Coffey, a Hall of Famer, starred in this quaint Canadian town for most of a final, dominant junior season in the then-Ontario Hockey Association before turning professional with the Edmonton Oilers in 1980. That launched a stellar 21-year career that included four-plus seasons in Pittsburgh from 1987-1992.
Coffey was 18 when he scored 71 points in 52 games for the Kitchener Rangers during the 1979-80 season. Prior to joining Kitchener that season, he recorded 31 points in 23 games with Sault Ste. Marie.
Last season, for Val-d'Or of the Quebec Major Junior Hockey League, Kristopher Letang had 52 points in 40 games as a 19-year-old.
Letang was busy last season, starting in the NHL and eventually playing in an AHL playoff game. He also led Team Canada to its third consecutive gold medal at the World Junior Championships as a captain.
This season, Letang wants to cement his professional status in the same building where Coffey once flashed his skating skill.
"My confidence is high," Letang said. "I am ready."
The Penguins certainly hope Letang makes good on that proclamation.
A player of his talent could elevate an offensive attack that last season produced the third-most goals in the league.
Penguins scouts describe Letang as a smooth-skating defenseman with a quick, hard and sure shot and enviable hockey sense. He hasn't made a liar of them in the early days of this rookie camp.
Letang scored a goal and assisted on a tying tally that capped a Penguins' third-period comeback in their 6-5, shootout victory against the Toronto Maple Leafs in both clubs' rookie tournament opener Friday.
Perhaps more important than his considerable skill, Letang is right-handed -- a rare trait among NHL-ready defenseman in the organization.
The question is whether Letang, with only eight NHL games to his credit, is ready enough to help the Penguins return to the playoffs.

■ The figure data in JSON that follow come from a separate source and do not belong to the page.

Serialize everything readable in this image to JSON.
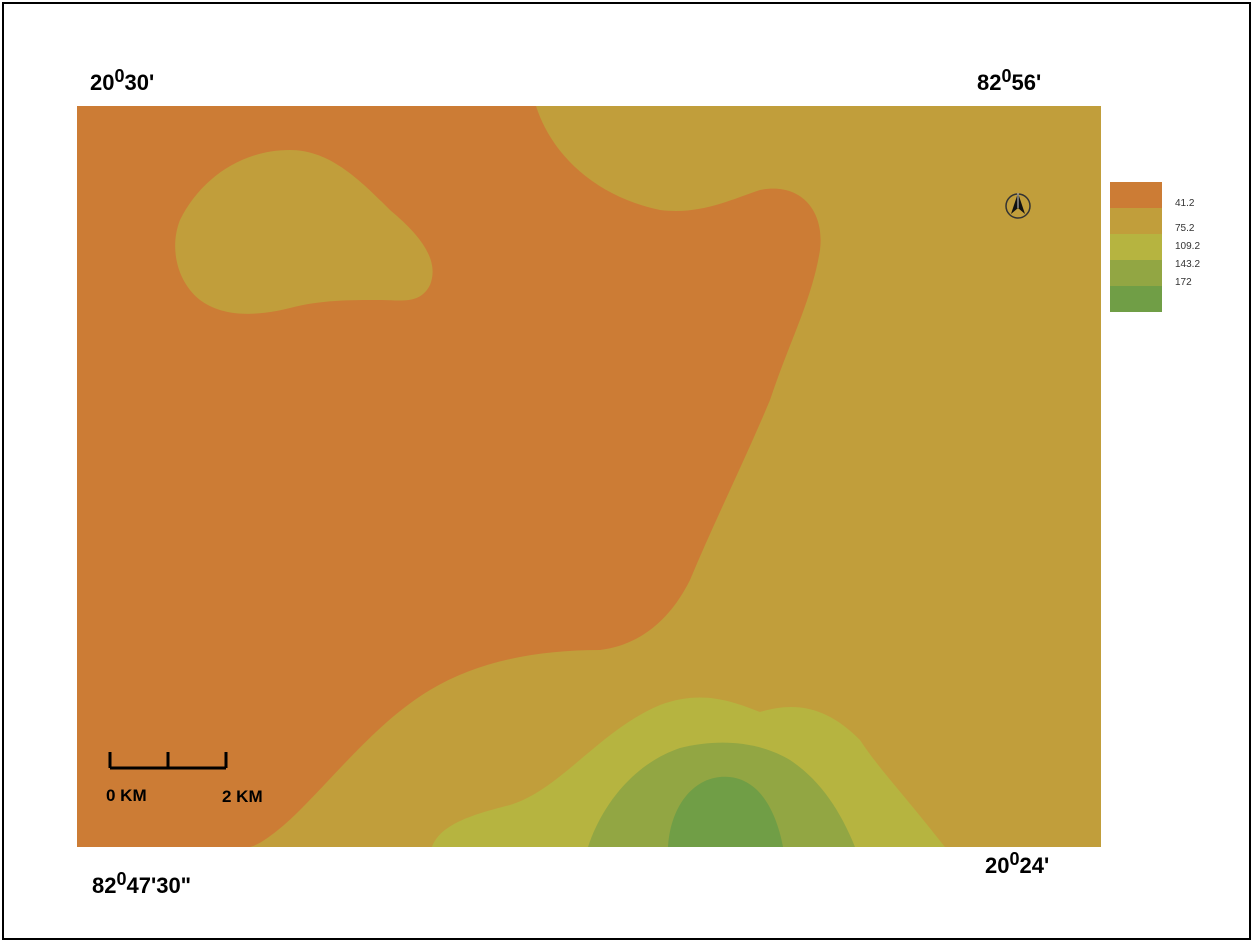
{
  "coordinates": {
    "top_left": {
      "deg": "20",
      "sup": "0",
      "min": "30'"
    },
    "top_right": {
      "deg": "82",
      "sup": "0",
      "min": "56'"
    },
    "bottom_left": {
      "deg": "82",
      "sup": "0",
      "min": "47'30\""
    },
    "bottom_right": {
      "deg": "20",
      "sup": "0",
      "min": "24'"
    }
  },
  "legend": {
    "entries": [
      {
        "label": "41.2",
        "color": "#CC7C35"
      },
      {
        "label": "75.2",
        "color": "#C19E3B"
      },
      {
        "label": "109.2",
        "color": "#B6B440"
      },
      {
        "label": "143.2",
        "color": "#92A643"
      },
      {
        "label": "172",
        "color": "#709E46"
      }
    ]
  },
  "scale_bar": {
    "left_label": "0 KM",
    "right_label": "2 KM"
  },
  "north_arrow": "north-arrow-icon"
}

"He was ready to move beyond junior (last season)," general manager Ray Shero said. "I do believe he is a player that can play this year -- not just play, but help our team at the NHL level.
"If it doesn't happen, then it is not fatal. I believe this kid will be a good player in the NHL for a long period of time, whether it happens now or somewhere down the line. ... But we made some changes during the summertime, and there is hole there. We will see if he can fill it."
With a spot among the top six defensemen perhaps his to lose, Letang spent the summer working on the defensive aspects of his game and training with would-be teammate Maxime Talbot.
Letang entered rookie camp attempting to look the part of a professional, with a robust 5-foot-11 frame and a short hair cut that came about because "maybe some people told (him) it was a good idea."
Looking like a pro will not make him one, though.
"Young defensemen are thrown into the fire in this league," new director of player development and 17-season NHL veteran Tom Fitzgerald said. "With a kid like him, he has to be patient. Less is more.
"His poise is incredible. I have watched a couple of drills here, and with all these kids, it is kind of chaotic because nobody knows the system. In the NHL, everybody knows the system. Things kind of take care of themselves. Kris, though, has the poise to be an NHL defenseman.
"Watching this guy, the best advice I can give him is to be patient because it will all come to him. He is that good."
Note : Forwards Angelo Esposito and Keven Veilleux didn't attend rookie camp because of injuries. Esposito, the 20th overall pick in June's entry draft, is nursing a sore groin. Team officials hope that Esposito could participate in veteran camp, which opens Thursday in Pittsburgh. Veilleux is recovering from a sports hernia surgery.